For every year of education, nurses commit to working in Uganda for the same number of years.
"We're educating nurses in the hopes that they'll stay at home where they're needed," Styles said.
Styles has key volunteers in Uganda who identify promising students.
"The people we choose for school are people who would never have this opportunity," she said. "Many of our scholars are orphans or conflict survivors. Some of our scholars have been abductees who have escaped rebel forces in Uganda.
"Our scholars have survived incredible circumstances in their lives. This is not a free ride. They are working very hard for their education. I want people to understand you are not just educating and empowering one person. Our nurses see, on average, 70 patients a day. That's 70 patients a day our nurses touch. If you look over a career, that number is incalculable."
The foundation focuses primarily on women, but there have also been male Gretta Scholars, Styles said.
"When you empower women, they usually have more of an impact on their community," she said. "You can teach someone to fish, but if you teach a woman to fish, she feeds her village."
The foundation has educated eight Gretta Scholars, all who got bachelor's degrees, Styles said. There are now 22 more scholars in training.

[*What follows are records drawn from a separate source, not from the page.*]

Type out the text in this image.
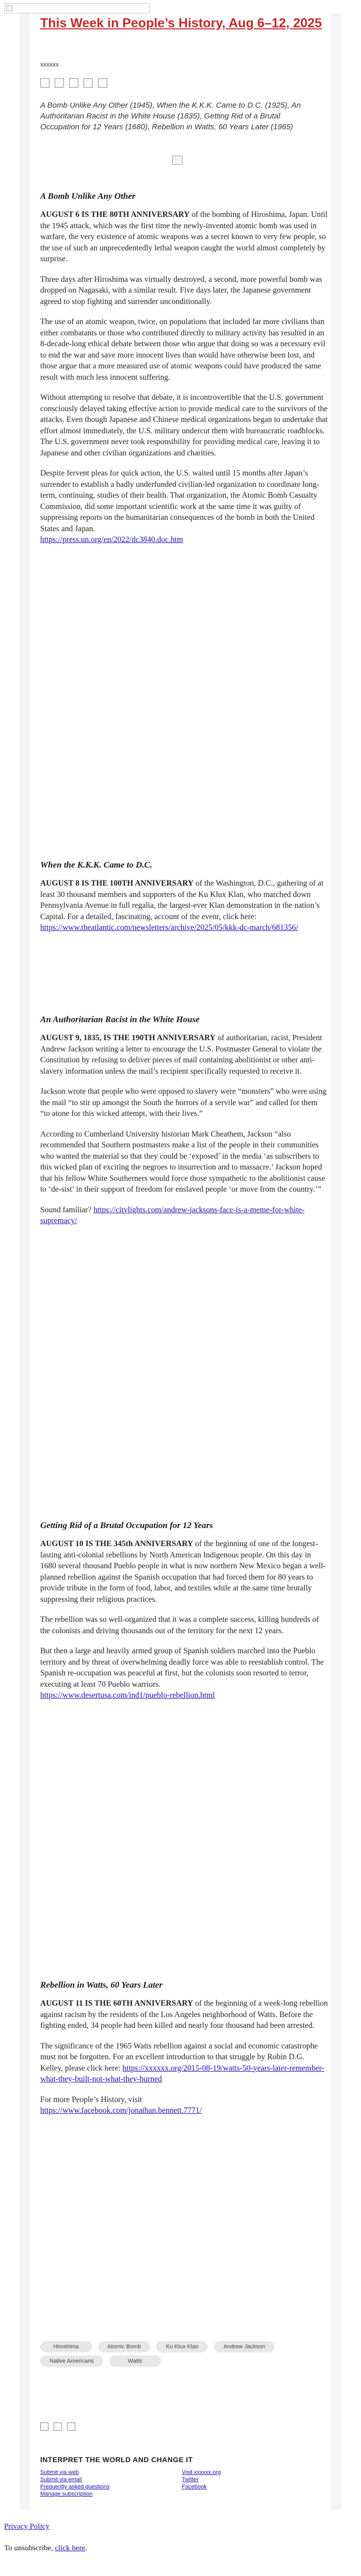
This Week in People’s History, Aug 6–12, 2025
xxxxxx

A Bomb Unlike Any Other (1945), When the K.K.K. Came to D.C. (1925), An Authoritarian Racist in the White House (1835), Getting Rid of a Brutal Occupation for 12 Years (1680), Rebellion in Watts, 60 Years Later (1965)

A Bomb Unlike Any Other

AUGUST 6 IS THE 80TH ANNIVERSARY of the bombing of Hiroshima, Japan. Until the 1945 attack, which was the first time the newly-invented atomic bomb was used in warfare, the very existence of atomic weapons was a secret known to very few people, so the use of such an unprecedentedly lethal weapon caught the world almost completely by surprise.

Three days after Hiroshima was virtually destroyed, a second, more powerful bomb was dropped on Nagasaki, with a similar result. Five days later, the Japanese government agreed to stop fighting and surrender unconditionally.

The use of an atomic weapon, twice, on populations that included far more civilians than either combatants or those who contributed directly to military activity has resulted in an 8-decade-long ethical debate between those who argue that doing so was a necessary evil to end the war and save more innocent lives than would have otherwise been lost, and those argue that a more measured use of atomic weapons could have produced the same result with much less innocent suffering.

Without attempting to resolve that debate, it is incontrovertible that the U.S. government consciously delayed taking effective action to provide medical care to the survivors of the attacks. Even though Japanese and Chinese medical organizations began to undertake that effort almost immediately, the U.S. military undercut them with bureaucratic roadblocks. The U.S. government never took responsibility for providing medical care, leaving it to Japanese and other civilian organizations and charities.

Despite fervent pleas for quick action, the U.S. waited until 15 months after Japan’s surrender to establish a badly underfunded civilian-led organization to coordinate long-term, continuing, studies of their health. That organization, the Atomic Bomb Casualty Commission, did some important scientific work at the same time it was guilty of suppressing reports on the humanitarian consequences of the bomb in both the United States and Japan.
https://press.un.org/en/2022/dc3840.doc.htm

When the K.K.K. Came to D.C.

AUGUST 8 IS THE 100TH ANNIVERSARY of the Washington, D.C., gathering of at least 30 thousand members and supporters of the Ku Klux Klan, who marched down Pennsylvania Avenue in full regalia, the largest-ever Klan demonstration in the nation’s Capital. For a detailed, fascinating, account of the event, click here:
https://www.theatlantic.com/newsletters/archive/2025/05/kkk-dc-march/681356/

An Authoritarian Racist in the White House

AUGUST 9, 1835, IS THE 190TH ANNIVERSARY of authoritarian, racist, President Andrew Jackson writing a letter to encourage the U.S. Postmaster General to violate the Constitution by refusing to deliver pieces of mail containing abolitionist or other anti-slavery information unless the mail’s recipient specifically requested to receive it.

Jackson wrote that people who were opposed to slavery were “monsters” who were using the mail “to stir up amongst the South the horrors of a servile war” and called for them “to atone for this wicked attempt, with their lives.”

According to Cumberland University historian Mark Cheathem, Jackson “also recommended that Southern postmasters make a list of the people in their communities who wanted the material so that they could be ‘exposed’ in the media ‘as subscribers to this wicked plan of exciting the negroes to insurrection and to massacre.’ Jackson hoped that his fellow White Southerners would force those sympathetic to the abolitionist cause to ‘de-sist’ in their support of freedom for enslaved people ‘or move from the country.’”

Sound familiar? https://citylights.com/andrew-jacksons-face-is-a-meme-for-white-supremacy/

Getting Rid of a Brutal Occupation for 12 Years

AUGUST 10 IS THE 345th ANNIVERSARY of the beginning of one of the longest-lasting anti-colonial rebellions by North American Indigenous people. On this day in 1680 several thousand Pueblo people in what is now northern New Mexico began a well-planned rebellion against the Spanish occupation that had forced them for 80 years to provide tribute in the form of food, labor, and textiles while at the same time brutally suppressing their religious practices.

The rebellion was so well-organized that it was a complete success, killing hundreds of the colonists and driving thousands out of the territory for the next 12 years.

But then a large and heavily armed group of Spanish soldiers marched into the Pueblo territory and by threat of overwhelming deadly force was able to reestablish control. The Spanish re-occupation was peaceful at first, but the colonists soon resorted to terror, executing at least 70 Pueblo warriors.
https://www.desertusa.com/ind1/pueblo-rebellion.html

Rebellion in Watts, 60 Years Later

AUGUST 11 IS THE 60TH ANNIVERSARY of the beginning of a week-long rebellion against racism by the residents of the Los Angeles neighborhood of Watts. Before the fighting ended, 34 people had been killed and nearly four thousand had been arrested.

The significance of the 1965 Watts rebellion against a social and economic catastrophe must not be forgotten. For an excellent introduction to that struggle by Robin D.G. Kelley, please click here: https://xxxxxx.org/2015-08-19/watts-50-years-later-remember-what-they-built-not-what-they-burned

For more People’s History, visit
https://www.facebook.com/jonathan.bennett.7771/

Hiroshima	Atomic Bomb	Ku Klux Klan	Andrew Jackson
Native Americans	Watts
INTERPRET THE WORLD AND CHANGE IT
Submit via web
Submit via email
Frequently asked questions
Manage subscription
Visit xxxxxx.org
Twitter
Facebook
Privacy Policy
To unsubscribe, click here.
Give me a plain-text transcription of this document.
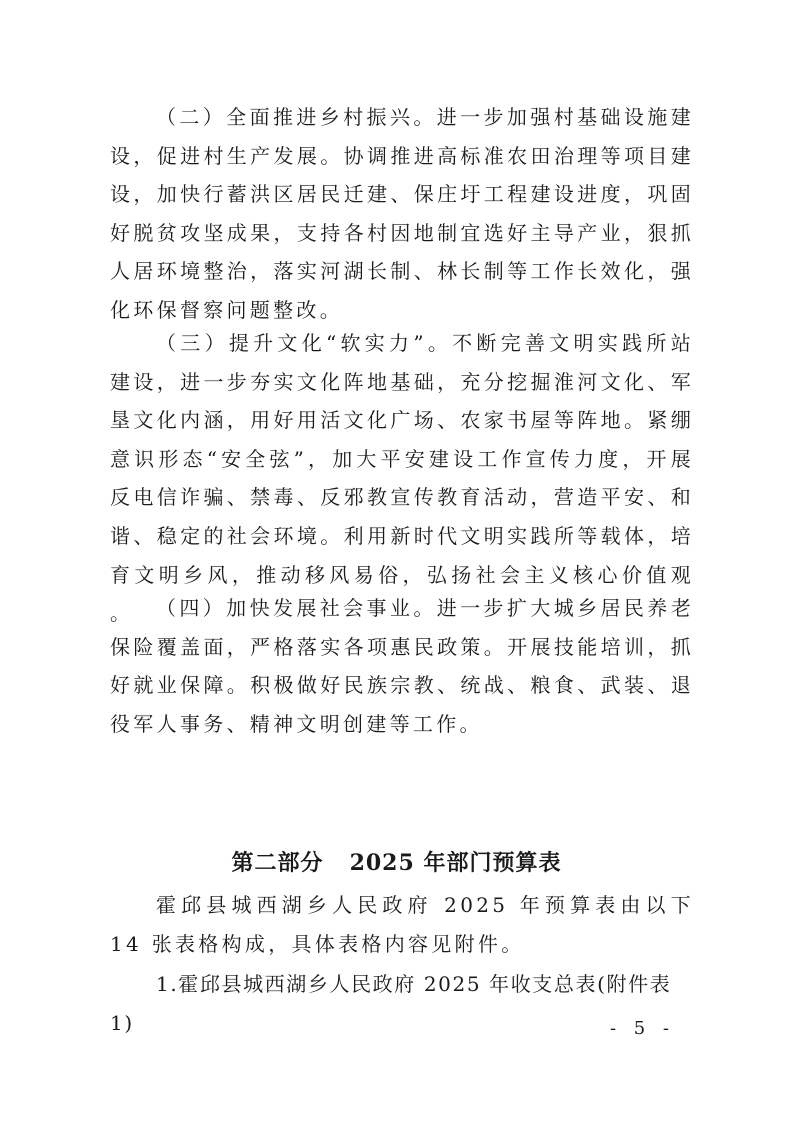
（二）全面推进乡村振兴。进一步加强村基础设施建设，促进村生产发展。协调推进高标准农田治理等项目建设，加快行蓄洪区居民迁建、保庄圩工程建设进度，巩固好脱贫攻坚成果，支持各村因地制宜选好主导产业，狠抓人居环境整治，落实河湖长制、林长制等工作长效化，强化环保督察问题整改。

（三）提升文化“软实力”。不断完善文明实践所站建设，进一步夯实文化阵地基础，充分挖掘淮河文化、军垦文化内涵，用好用活文化广场、农家书屋等阵地。紧绷意识形态“安全弦”，加大平安建设工作宣传力度，开展反电信诈骗、禁毒、反邪教宣传教育活动，营造平安、和谐、稳定的社会环境。利用新时代文明实践所等载体，培育文明乡风，推动移风易俗，弘扬社会主义核心价值观 。	（四）加快发展社会事业。进一步扩大城乡居民养老保险覆盖面，严格落实各项惠民政策。开展技能培训，抓好就业保障。积极做好民族宗教、统战、粮食、武装、退役军人事务、精神文明创建等工作。

第二部分 2025 年部门预算表

霍邱县城西湖乡人民政府 2025 年预算表由以下 14 张表格构成，具体表格内容见附件。

1.霍邱县城西湖乡人民政府 2025 年收支总表(附件表 1)	- 5 -
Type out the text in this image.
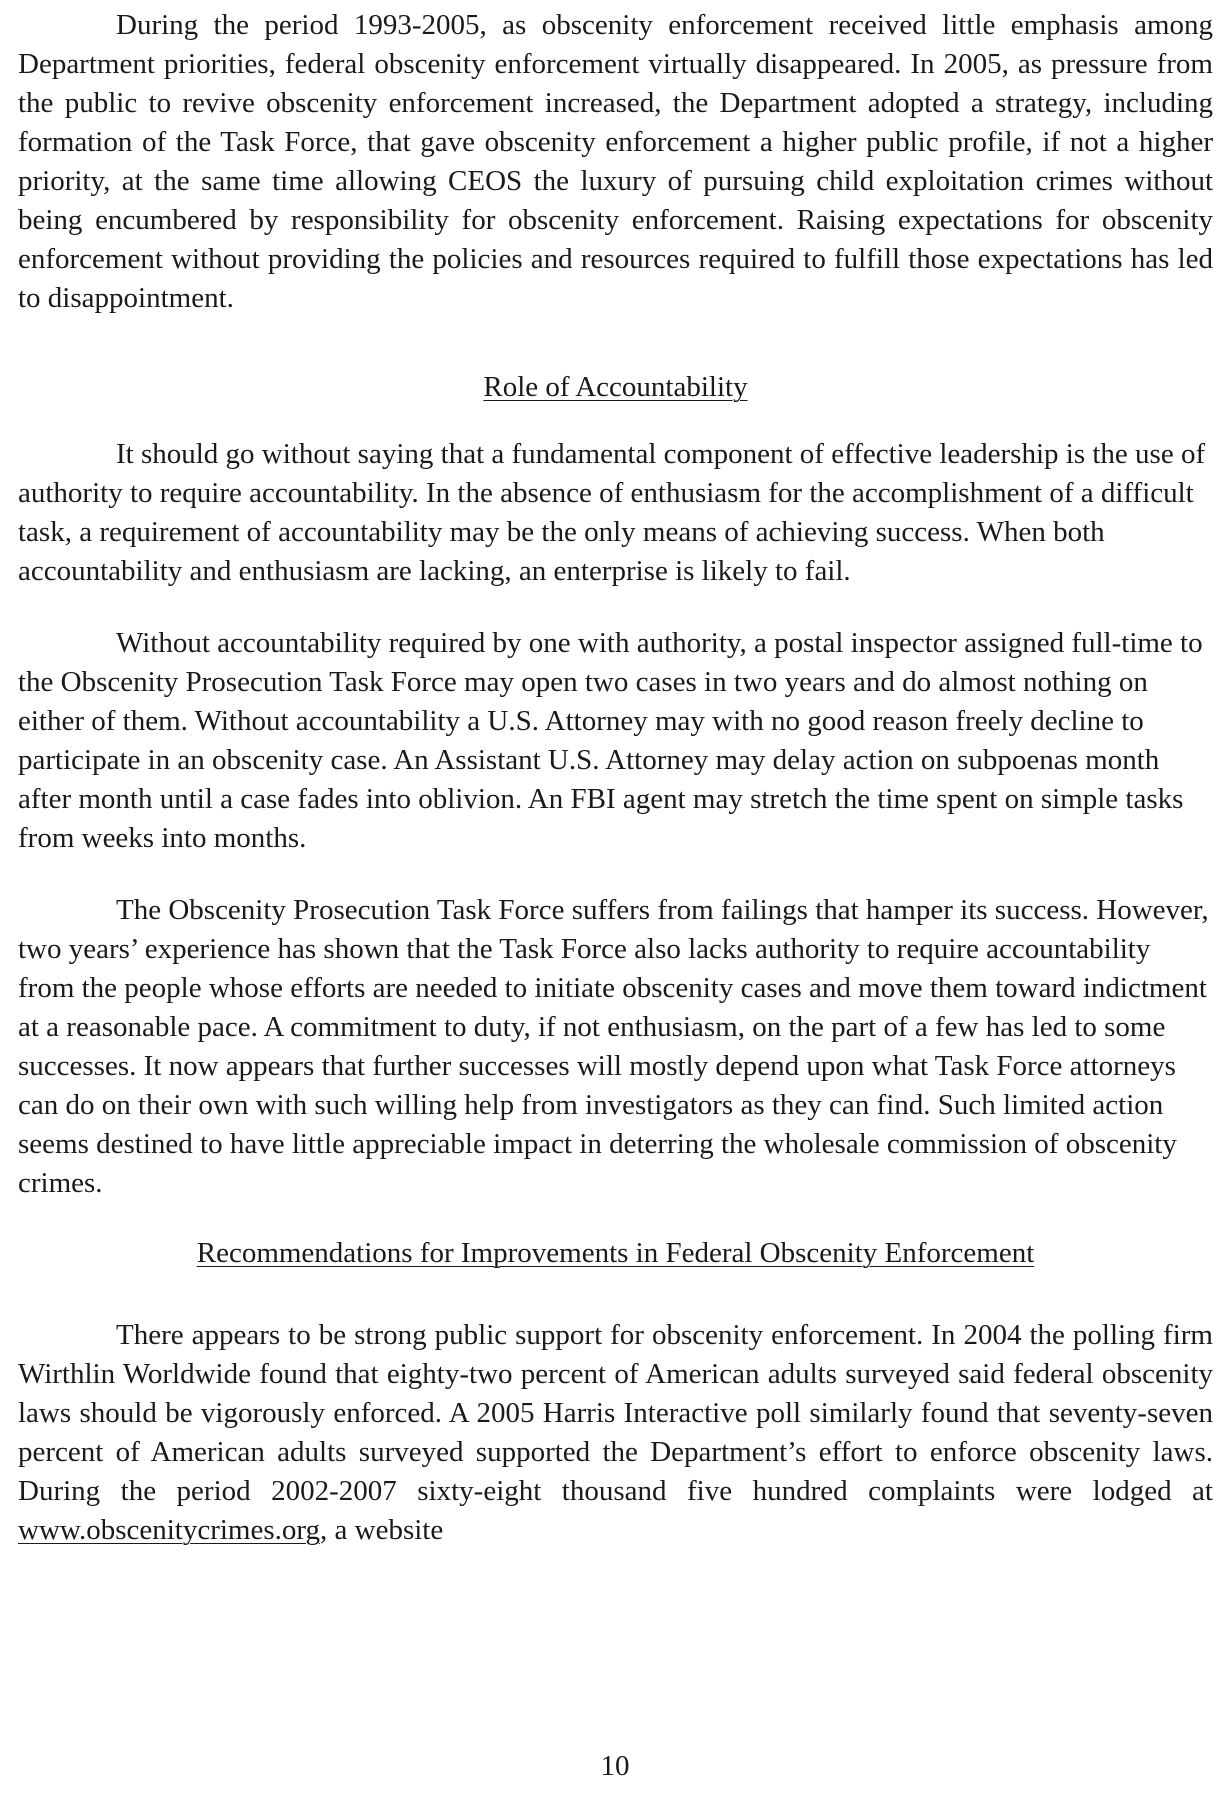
During the period 1993-2005, as obscenity enforcement received little emphasis among Department priorities, federal obscenity enforcement virtually disappeared. In 2005, as pressure from the public to revive obscenity enforcement increased, the Department adopted a strategy, including formation of the Task Force, that gave obscenity enforcement a higher public profile, if not a higher priority, at the same time allowing CEOS the luxury of pursuing child exploitation crimes without being encumbered by responsibility for obscenity enforcement. Raising expectations for obscenity enforcement without providing the policies and resources required to fulfill those expectations has led to disappointment.

Role of Accountability

It should go without saying that a fundamental component of effective leadership is the use of authority to require accountability. In the absence of enthusiasm for the accomplishment of a difficult task, a requirement of accountability may be the only means of achieving success. When both accountability and enthusiasm are lacking, an enterprise is likely to fail.

Without accountability required by one with authority, a postal inspector assigned full-time to the Obscenity Prosecution Task Force may open two cases in two years and do almost nothing on either of them. Without accountability a U.S. Attorney may with no good reason freely decline to participate in an obscenity case. An Assistant U.S. Attorney may delay action on subpoenas month after month until a case fades into oblivion. An FBI agent may stretch the time spent on simple tasks from weeks into months.

The Obscenity Prosecution Task Force suffers from failings that hamper its success. However, two years’ experience has shown that the Task Force also lacks authority to require accountability from the people whose efforts are needed to initiate obscenity cases and move them toward indictment at a reasonable pace. A commitment to duty, if not enthusiasm, on the part of a few has led to some successes. It now appears that further successes will mostly depend upon what Task Force attorneys can do on their own with such willing help from investigators as they can find. Such limited action seems destined to have little appreciable impact in deterring the wholesale commission of obscenity crimes.

Recommendations for Improvements in Federal Obscenity Enforcement

There appears to be strong public support for obscenity enforcement. In 2004 the polling firm Wirthlin Worldwide found that eighty-two percent of American adults surveyed said federal obscenity laws should be vigorously enforced. A 2005 Harris Interactive poll similarly found that seventy-seven percent of American adults surveyed supported the Department’s effort to enforce obscenity laws. During the period 2002-2007 sixty-eight thousand five hundred complaints were lodged at www.obscenitycrimes.org, a website

10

"We have 22 scholars we're very proud of, but we are looking to grow those numbers exponentially," she said. "Those numbers are not statistics. Those are human lives and people who are needlessly dying."
"It's something that can be replicated all over the world in every country," Hanson DeYoung added. "I'll watch the news and think, 'Oh my God, we need to be in Haiti or Belize.' But you know, one country at a time.
"I get a little frustrated that we're not growing bigger faster, but then I think about how much it means to each scholar and their families. I have a lot of hope about where this could go."